STRATIGRAPHIC, FOSSIL AND GEOCHRONOLOGIC EVIDENCE FROM CENTRAL NORTH CAROLINA: IMPLICATIONS FOR THE AGE OF THE ALBEMARLE GROUP
In order to determine the relationship between the purported fossil-bearing strata and the remainder of the group, we have initiated 1:24,000-scale mapping and detailed stratigraphic studies in the area around one of the fossil locales, the Jacob's Creek quarry, Denton, NC. Our field work completed at the quarry to date indicates a conformable sequence of bluish-grey, thickly laminated to very thinly bedded, silt to mud dominated argillite with local greywacke beds up to 30cm thick. Sedimentary structures are sparse, but include cross-bedding, hummocky cross-stratification and elliptical concretions. We are currently compiling a stratigraphic section from within the quarry to assist in the determination of depositional environment. Field mapping completed to date has not revealed evidence for significant thrust faulting.

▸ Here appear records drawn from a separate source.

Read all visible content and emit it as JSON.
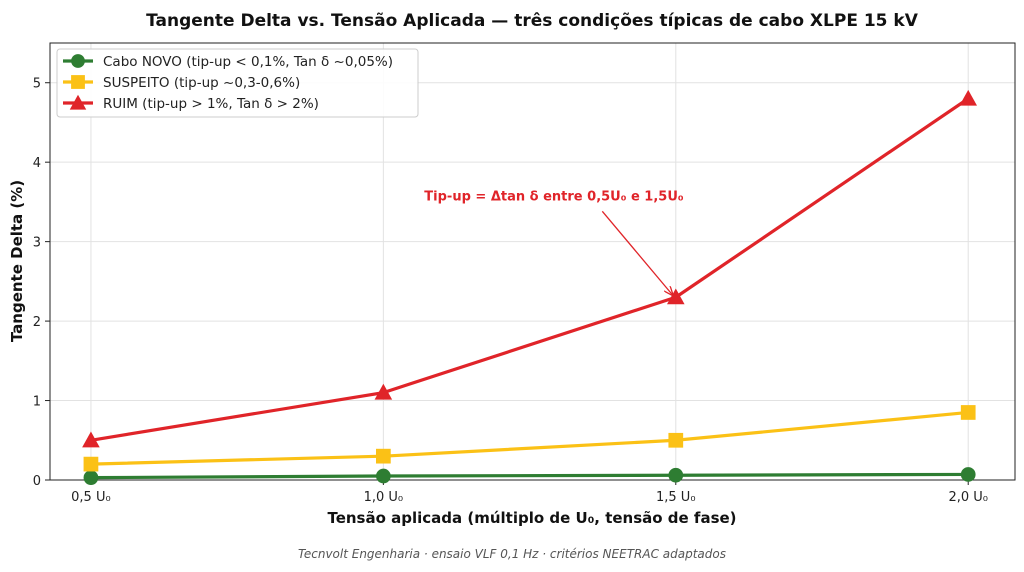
{
  "chart_data": {
    "type": "line",
    "title": "Tangente Delta vs. Tensão Aplicada — três condições típicas de cabo XLPE 15 kV",
    "xlabel": "Tensão aplicada (múltiplo de U₀, tensão de fase)",
    "ylabel": "Tangente Delta (%)",
    "categories": [
      "0,5 U₀",
      "1,0 U₀",
      "1,5 U₀",
      "2,0 U₀"
    ],
    "x": [
      0.5,
      1.0,
      1.5,
      2.0
    ],
    "xlim": [
      0.43,
      2.08
    ],
    "ylim": [
      0,
      5.5
    ],
    "yticks": [
      0,
      1,
      2,
      3,
      4,
      5
    ],
    "grid": true,
    "legend_position": "upper-left",
    "series": [
      {
        "name": "Cabo NOVO (tip-up < 0,1%, Tan δ ~0,05%)",
        "values": [
          0.03,
          0.05,
          0.06,
          0.07
        ],
        "color": "#2e7d32",
        "marker": "circle"
      },
      {
        "name": "SUSPEITO (tip-up ~0,3-0,6%)",
        "values": [
          0.2,
          0.3,
          0.5,
          0.85
        ],
        "color": "#fbc116",
        "marker": "square"
      },
      {
        "name": "RUIM (tip-up > 1%, Tan δ > 2%)",
        "values": [
          0.5,
          1.1,
          2.3,
          4.8
        ],
        "color": "#e02429",
        "marker": "triangle"
      }
    ],
    "annotation": {
      "text": "Tip-up = Δtan δ entre 0,5U₀ e 1,5U₀",
      "color": "#e02429",
      "text_x": 1.07,
      "text_y": 3.52,
      "arrow_x": 1.5,
      "arrow_y": 2.3
    }
  },
  "footer": "Tecnvolt Engenharia · ensaio VLF 0,1 Hz · critérios NEETRAC adaptados"
}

In addition, we have discovered the Ediacaran fossil Aspidella in mudstone at the Jacob's Creek Quarry. Although not an index fossil, Aspidella has an accepted age range of Neoproterozoic to earliest Cambrian. The Aspidella fossils are located approximately 200' below the felsic volcanics which have precise U-Pb zircon ages of 541-547 Ma. The combined stratigraphic, fossil, and geochronologic evidence leads us to the interpretation that rocks in the quarry are an integral part of a conformable, Neoproterozoic sequence; thus, major changes to the stratigraphic-structural framework of the Albemarle Group are unwarranted.